El 24 de enero de 1968, a menos de haber cumplido dos años y medio de su sentencia de nueve años, Capesius fue liberado de la cárcel por el máximo tribunal alemán. Después de su liberación, la primera aparición pública de Capesius en Göppingen fuecon su familia en un concierto de música clásica. Al entrar a la sala la concurrencia prorrumpió espontáneamente en un entusiasta aplauso. Para muchos, incluyendo tal vez a algunos de los jueces nazis que lo habían liberado, Capesius merecía simpatía y apoyo. Después de todo, para ellos no era más que un buen alemán que solo había cumplido órdenes.
Patricia Posner garantiza que las nuevas generaciones puedan comprender que el camino que él, y otros como él, escogieron, conduce directamente a las puertas del infierno y más allá.
Rabino Abraham Cooper
Decano asociado
Cofundador
Centro Simon Wiesenthal
Los Ángeles, California
Agosto de 2016
Notas
* Kapo era un término utilizado en algunos presos que trabajaban dentro de los campos de concentración nazis en labores administrativas más bajas ( N. de la T. ).
Prefacio de la autora
En la primavera de 1986 asistí en el Hotel Plaza de Nueva York a una reunión que mi esposo, el escritor Gerald Posner, había organizado en Trader Vic’s, un restaurante polinesio. El objetivo era continuar la investigación que llevábamos a cabo sobre el doctor Josef Mengele, el infame Ángel de la Muerte, responsable de atroces experimentos médicos en Auschwitz, el mayor campo de concentración nazi. Lo que había empezado como una demanda sin cobrar por parte de Gerald a favor de dos conejillos de Indias de Mengele sobrevivientes, se había convertido en una biografía del prófugo nazi. Durante esos años habíamos viajado a Alemania y a América del Sur en busca de la historia en archivos hacía mucho tiempo sellados, y nos introdujimos en los círculos neofascistas de la posguerra que habían ayudado a Mengele a mantenerse un paso adelante de los cazadores de nazis.

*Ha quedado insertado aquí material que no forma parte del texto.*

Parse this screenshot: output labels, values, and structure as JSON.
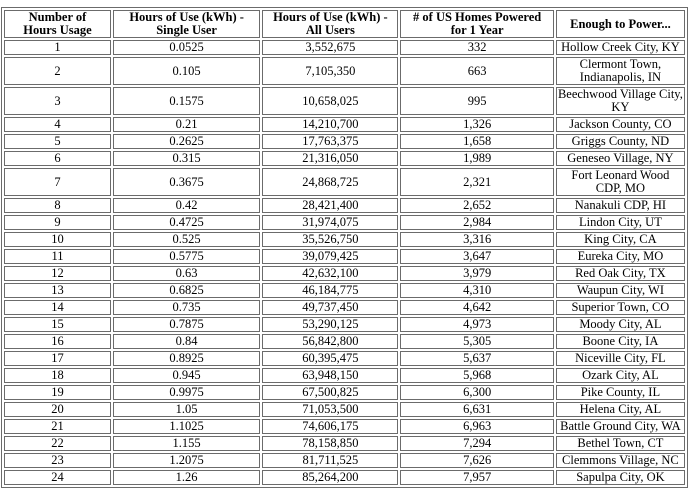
{
  "style": {
    "border_color": "#6b6b6b",
    "text_color": "#000000",
    "background_color": "#ffffff"
  },
  "chart_data": {
    "type": "table",
    "columns": [
      "Number of\nHours Usage",
      "Hours of Use (kWh) -\nSingle User",
      "Hours of Use (kWh) -\nAll Users",
      "# of US Homes Powered\nfor 1 Year",
      "Enough to Power..."
    ],
    "rows": [
      [
        "1",
        "0.0525",
        "3,552,675",
        "332",
        "Hollow Creek City, KY"
      ],
      [
        "2",
        "0.105",
        "7,105,350",
        "663",
        "Clermont Town, Indianapolis, IN"
      ],
      [
        "3",
        "0.1575",
        "10,658,025",
        "995",
        "Beechwood Village City, KY"
      ],
      [
        "4",
        "0.21",
        "14,210,700",
        "1,326",
        "Jackson County, CO"
      ],
      [
        "5",
        "0.2625",
        "17,763,375",
        "1,658",
        "Griggs County, ND"
      ],
      [
        "6",
        "0.315",
        "21,316,050",
        "1,989",
        "Geneseo Village, NY"
      ],
      [
        "7",
        "0.3675",
        "24,868,725",
        "2,321",
        "Fort Leonard Wood CDP, MO"
      ],
      [
        "8",
        "0.42",
        "28,421,400",
        "2,652",
        "Nanakuli CDP, HI"
      ],
      [
        "9",
        "0.4725",
        "31,974,075",
        "2,984",
        "Lindon City, UT"
      ],
      [
        "10",
        "0.525",
        "35,526,750",
        "3,316",
        "King City, CA"
      ],
      [
        "11",
        "0.5775",
        "39,079,425",
        "3,647",
        "Eureka City, MO"
      ],
      [
        "12",
        "0.63",
        "42,632,100",
        "3,979",
        "Red Oak City, TX"
      ],
      [
        "13",
        "0.6825",
        "46,184,775",
        "4,310",
        "Waupun City, WI"
      ],
      [
        "14",
        "0.735",
        "49,737,450",
        "4,642",
        "Superior Town, CO"
      ],
      [
        "15",
        "0.7875",
        "53,290,125",
        "4,973",
        "Moody City, AL"
      ],
      [
        "16",
        "0.84",
        "56,842,800",
        "5,305",
        "Boone City, IA"
      ],
      [
        "17",
        "0.8925",
        "60,395,475",
        "5,637",
        "Niceville City, FL"
      ],
      [
        "18",
        "0.945",
        "63,948,150",
        "5,968",
        "Ozark City, AL"
      ],
      [
        "19",
        "0.9975",
        "67,500,825",
        "6,300",
        "Pike County, IL"
      ],
      [
        "20",
        "1.05",
        "71,053,500",
        "6,631",
        "Helena City, AL"
      ],
      [
        "21",
        "1.1025",
        "74,606,175",
        "6,963",
        "Battle Ground City, WA"
      ],
      [
        "22",
        "1.155",
        "78,158,850",
        "7,294",
        "Bethel Town, CT"
      ],
      [
        "23",
        "1.2075",
        "81,711,525",
        "7,626",
        "Clemmons Village, NC"
      ],
      [
        "24",
        "1.26",
        "85,264,200",
        "7,957",
        "Sapulpa City, OK"
      ]
    ]
  }
}
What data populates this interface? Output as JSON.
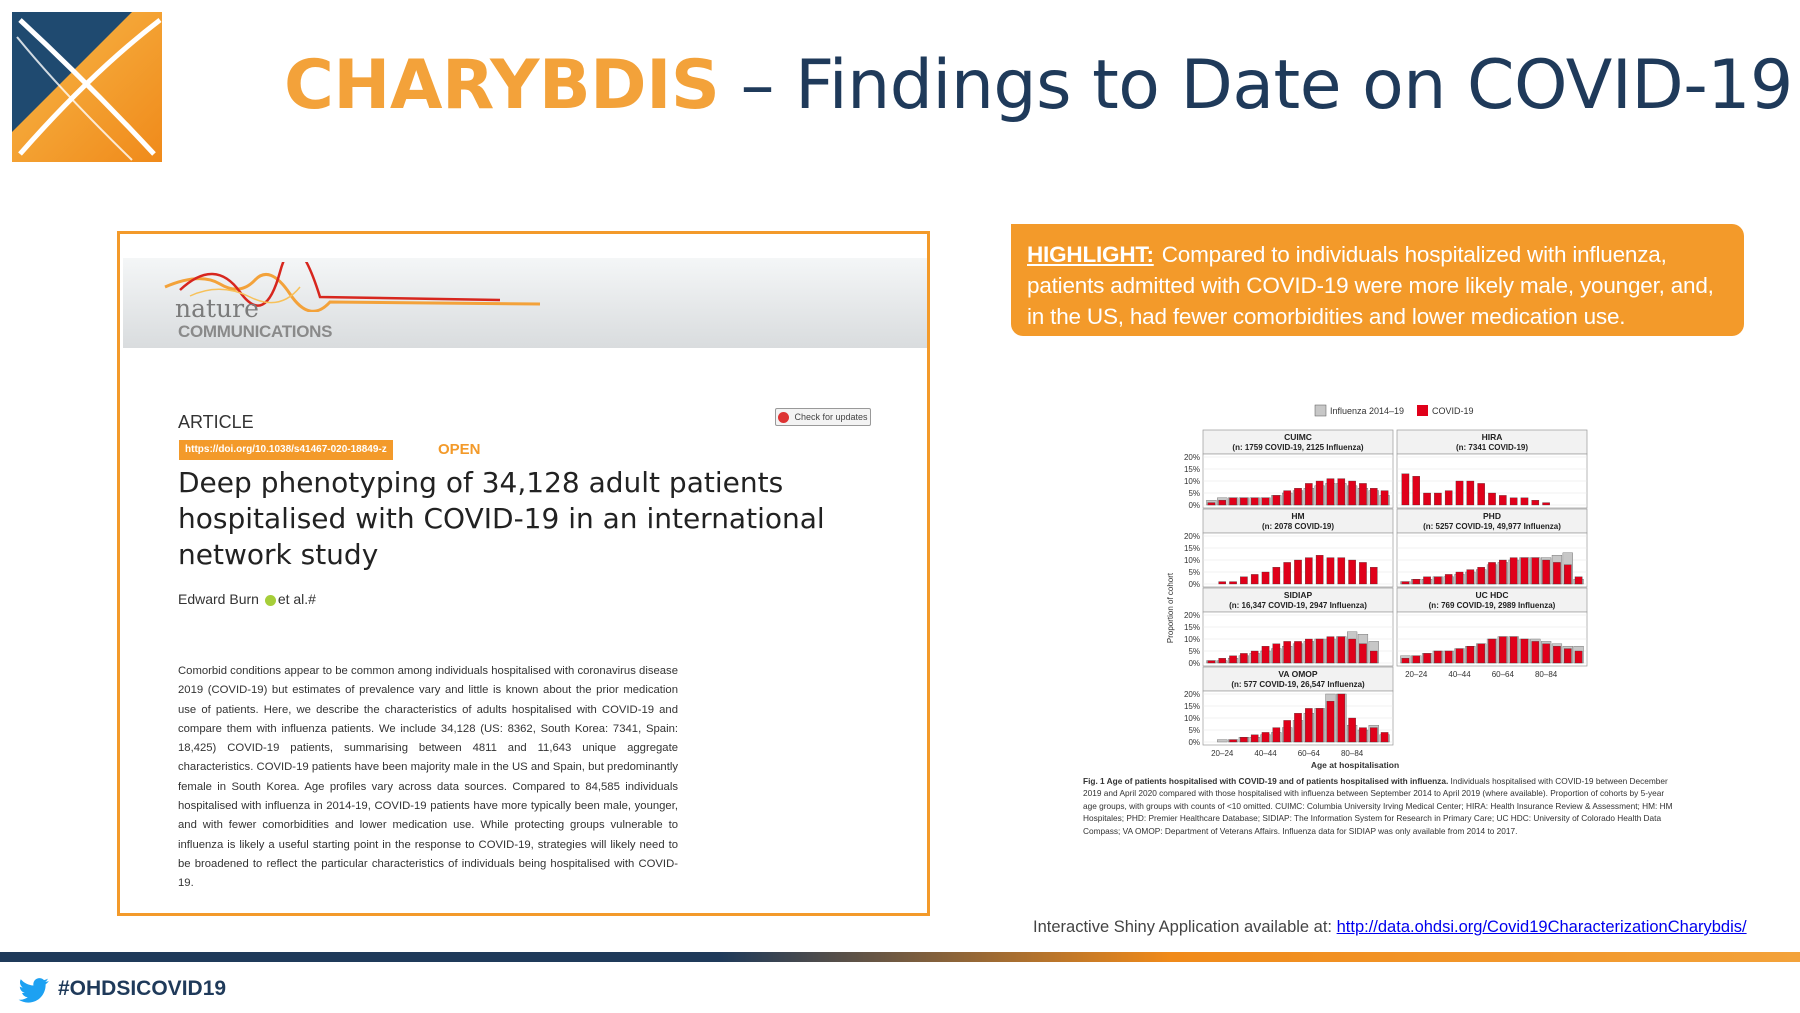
{
  "slide": {
    "title_accent": "CHARYBDIS",
    "title_rest": " – Findings to Date on COVID-19",
    "colors": {
      "accent": "#f3a23a",
      "navy": "#1f3a5a",
      "covid": "#e0001a",
      "influenza": "#c7c7c7"
    }
  },
  "paper": {
    "journal_name": "nature",
    "journal_sub": "COMMUNICATIONS",
    "article_type": "ARTICLE",
    "check_updates": "Check for updates",
    "doi": "https://doi.org/10.1038/s41467-020-18849-z",
    "open_label": "OPEN",
    "title": "Deep phenotyping of 34,128 adult patients hospitalised with COVID-19 in an international network study",
    "authors_name": "Edward Burn",
    "authors_suffix": "et al.#",
    "abstract": "Comorbid conditions appear to be common among individuals hospitalised with coronavirus disease 2019 (COVID-19) but estimates of prevalence vary and little is known about the prior medication use of patients. Here, we describe the characteristics of adults hospitalised with COVID-19 and compare them with influenza patients. We include 34,128 (US: 8362, South Korea: 7341, Spain: 18,425) COVID-19 patients, summarising between 4811 and 11,643 unique aggregate characteristics. COVID-19 patients have been majority male in the US and Spain, but predominantly female in South Korea. Age profiles vary across data sources. Compared to 84,585 individuals hospitalised with influenza in 2014-19, COVID-19 patients have more typically been male, younger, and with fewer comorbidities and lower medication use. While protecting groups vulnerable to influenza is likely a useful starting point in the response to COVID-19, strategies will likely need to be broadened to reflect the particular characteristics of individuals being hospitalised with COVID-19."
  },
  "highlight": {
    "label": "HIGHLIGHT:",
    "text": "Compared to individuals hospitalized with influenza, patients admitted with COVID-19 were more likely male, younger, and, in the US, had fewer comorbidities and lower medication use."
  },
  "figure": {
    "caption_bold": "Fig. 1 Age of patients hospitalised with COVID-19 and of patients hospitalised with influenza.",
    "caption_text": " Individuals hospitalised with COVID-19 between December 2019 and April 2020 compared with those hospitalised with influenza between September 2014 to April 2019 (where available). Proportion of cohorts by 5-year age groups, with groups with counts of <10 omitted. CUIMC: Columbia University Irving Medical Center; HIRA: Health Insurance Review & Assessment; HM: HM Hospitales; PHD: Premier Healthcare Database; SIDIAP: The Information System for Research in Primary Care; UC HDC: University of Colorado Health Data Compass; VA OMOP: Department of Veterans Affairs. Influenza data for SIDIAP was only available from 2014 to 2017."
  },
  "chart_data": {
    "type": "bar",
    "legend": [
      "Influenza 2014–19",
      "COVID-19"
    ],
    "legend_position": "top",
    "ylabel": "Proportion of cohort",
    "xlabel": "Age at hospitalisation",
    "yticks": [
      "0%",
      "5%",
      "10%",
      "15%",
      "20%"
    ],
    "ylim": [
      0,
      20
    ],
    "xticks": [
      "20–24",
      "40–44",
      "60–64",
      "80–84"
    ],
    "categories": [
      "18-19",
      "20-24",
      "25-29",
      "30-34",
      "35-39",
      "40-44",
      "45-49",
      "50-54",
      "55-59",
      "60-64",
      "65-69",
      "70-74",
      "75-79",
      "80-84",
      "85-89",
      "90-94",
      "95-99"
    ],
    "panels": [
      {
        "name": "CUIMC",
        "subtitle": "(n: 1759 COVID-19, 2125 Influenza)",
        "covid": [
          1,
          2,
          3,
          3,
          3,
          3,
          4,
          6,
          7,
          9,
          10,
          11,
          11,
          10,
          9,
          7,
          6
        ],
        "flu": [
          2,
          3,
          3,
          3,
          3,
          3,
          4,
          5,
          6,
          7,
          8,
          9,
          9,
          8,
          7,
          6,
          4
        ]
      },
      {
        "name": "HIRA",
        "subtitle": "(n: 7341 COVID-19)",
        "covid": [
          13,
          12,
          5,
          5,
          6,
          10,
          10,
          9,
          5,
          4,
          3,
          3,
          2,
          1,
          0,
          0,
          0
        ],
        "flu": []
      },
      {
        "name": "HM",
        "subtitle": "(n: 2078 COVID-19)",
        "covid": [
          0,
          1,
          1,
          3,
          4,
          5,
          7,
          9,
          10,
          11,
          12,
          11,
          11,
          10,
          9,
          7,
          0
        ],
        "flu": []
      },
      {
        "name": "PHD",
        "subtitle": "(n: 5257 COVID-19, 49,977 Influenza)",
        "covid": [
          1,
          2,
          3,
          3,
          4,
          5,
          6,
          7,
          9,
          10,
          11,
          11,
          11,
          10,
          9,
          8,
          3
        ],
        "flu": [
          1,
          2,
          2,
          3,
          3,
          4,
          5,
          6,
          8,
          9,
          10,
          11,
          11,
          11,
          12,
          13,
          2
        ]
      },
      {
        "name": "SIDIAP",
        "subtitle": "(n: 16,347 COVID-19, 2947 Influenza)",
        "covid": [
          1,
          2,
          3,
          4,
          5,
          7,
          8,
          9,
          9,
          10,
          10,
          11,
          11,
          10,
          8,
          5,
          0
        ],
        "flu": [
          1,
          1,
          2,
          3,
          4,
          5,
          6,
          7,
          8,
          9,
          10,
          10,
          11,
          13,
          12,
          9,
          0
        ]
      },
      {
        "name": "UC HDC",
        "subtitle": "(n: 769 COVID-19, 2989 Influenza)",
        "covid": [
          2,
          3,
          4,
          5,
          5,
          6,
          7,
          8,
          10,
          11,
          11,
          10,
          9,
          8,
          7,
          6,
          5
        ],
        "flu": [
          3,
          3,
          4,
          5,
          5,
          6,
          7,
          8,
          10,
          11,
          11,
          10,
          10,
          9,
          8,
          7,
          7
        ]
      },
      {
        "name": "VA OMOP",
        "subtitle": "(n: 577 COVID-19, 26,547 Influenza)",
        "covid": [
          0,
          0,
          1,
          2,
          3,
          4,
          6,
          9,
          12,
          14,
          14,
          17,
          20,
          10,
          6,
          6,
          4
        ],
        "flu": [
          0,
          1,
          1,
          2,
          2,
          3,
          4,
          6,
          9,
          12,
          14,
          20,
          20,
          7,
          5,
          7,
          3
        ]
      }
    ]
  },
  "shiny": {
    "text": "Interactive Shiny Application available at: ",
    "link": "http://data.ohdsi.org/Covid19CharacterizationCharybdis/"
  },
  "footer": {
    "hashtag": "#OHDSICOVID19"
  }
}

La reunión en Trader Vic’s era ni más ni menos que con Rolf Mengele, el único hijo del tristemente célebre doctor. Gerald y yo esperamos en un pequeño reservado mal iluminado el arribo de Mengele, que en esa época tenía 42 años. Como judía británica sabía que, si mis abuelos maternos polacos no hubieran emigrado al Reino Unido a principios del siglo XX, habría sido muy probable que hubieran acabado en un campo de la muerte nazi. Tal vez hubieran muerto en Auschwitz, en donde hombres como Mengele tenían un dominio absoluto. Por ello, era comprensible que nuestra investigación sobre este personaje me pareciera surrealista. Gerald había tenido un intercambio sumamente desagradable e irritante en Buenos Aires con Wilfred von Oven, asistente principal del jefe de propaganda nazi, Josef Goebbels, y editor de un periódico virulentamente antisemita de posguerra en Argentina. En otra ocasión vi una colección de recuerdos nazis, «regalo» de uno de los patrocinadores de Mengele en Paraguay para obtener la ciudadanía. Pero todo eso parecía bastante lejano ahora que estaba a punto de conocer a Rolf Mengele.